Issue Number:42/issue>

Date: 05/26/1934

p. 01, c. 3

The Negroes New Deal

Thomas Sellers

There are forty or more branch boards operating under President Roosevelt's Recovery Administration which promise the people of the United States in so many words, "a New Deal". One branch devotes its time to the unemployed ice men, collecting statistics and opening factories so that the veterans of that industry may have work.

Another group encourages painters and writers by purchasing their "masterpieces" for use in governmental projects, that is, museums and libraries erected under the type of branch to aid unemployed American workmen.

In this age of "boards" it would mean a great deal to the 12,000,000 Negroes in this country, if the president saw fit to create a board designed to investigate and report on certain economic conditions that so greatly handicap one twelfth of American workmen.

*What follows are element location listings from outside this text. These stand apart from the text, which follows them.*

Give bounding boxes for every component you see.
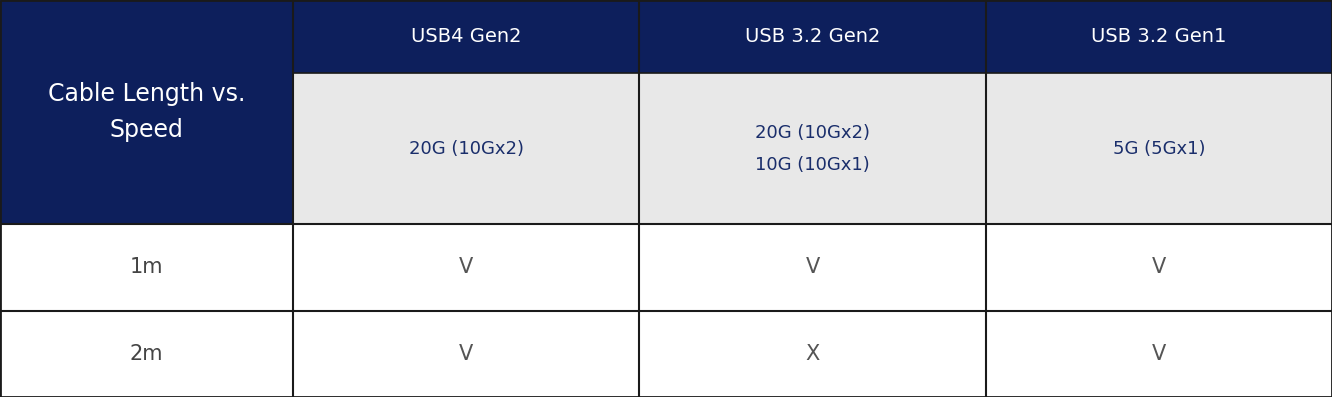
Text: V: V: [1152, 258, 1166, 278]
Text: V: V: [460, 344, 473, 364]
Bar: [293, 224, 639, 311]
Bar: [0, 0, 293, 224]
Bar: [293, 0, 639, 73]
Text: X: X: [806, 344, 819, 364]
Bar: [0, 224, 293, 311]
Text: 20G (10Gx2): 20G (10Gx2): [409, 140, 523, 158]
Text: 20G (10Gx2)
10G (10Gx1): 20G (10Gx2) 10G (10Gx1): [755, 124, 870, 174]
Bar: [293, 311, 639, 397]
Bar: [986, 0, 1332, 73]
Text: V: V: [1152, 344, 1166, 364]
Text: 5G (5Gx1): 5G (5Gx1): [1112, 140, 1205, 158]
Bar: [986, 73, 1332, 224]
Bar: [639, 224, 986, 311]
Text: USB 3.2 Gen2: USB 3.2 Gen2: [745, 27, 880, 46]
Bar: [0, 311, 293, 397]
Text: USB4 Gen2: USB4 Gen2: [412, 27, 521, 46]
Bar: [986, 311, 1332, 397]
Text: V: V: [806, 258, 819, 278]
Bar: [639, 311, 986, 397]
Text: V: V: [460, 258, 473, 278]
Text: USB 3.2 Gen1: USB 3.2 Gen1: [1091, 27, 1227, 46]
Bar: [986, 224, 1332, 311]
Text: Cable Length vs.
Speed: Cable Length vs. Speed: [48, 83, 245, 142]
Text: 2m: 2m: [129, 344, 164, 364]
Bar: [293, 73, 639, 224]
Bar: [639, 0, 986, 73]
Text: 1m: 1m: [129, 258, 164, 278]
Bar: [639, 73, 986, 224]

The "board" upon investigation would hear of many relief cases in which Negroes are called only after all of the whites are employed, by these various government relief agencies. The "board" would ascertain the fact that hundreds of Negroes, who were employed before the advent of the "eagle" are now out of work, because they were told, after the appearance of this much heralded "blue bird" that $12.50 per week was too much money for a Negro when white men are out of work. This board would discover to its horror that in every industry, the white man's pay envelope equals just about three times that of the Negro workman, despite the fact that both of them put in the same number of hours and produce the same amount of labor.

This "board" would be even more surprised to learn that sugar, flour, milk and eggs, in fact all of the necessities of the life are sold to Negroes for the identical price that they are sold to other races, despite the fact that his income in 300 per cent less that the white workman.

This so-called "board", after careful investigation and a review of the collected facts would conclude that the present "deal" given to the American Negro is not so new after all, but is one that was shuffled and dealt around 1620 and has been played since that time with little revision in the rules.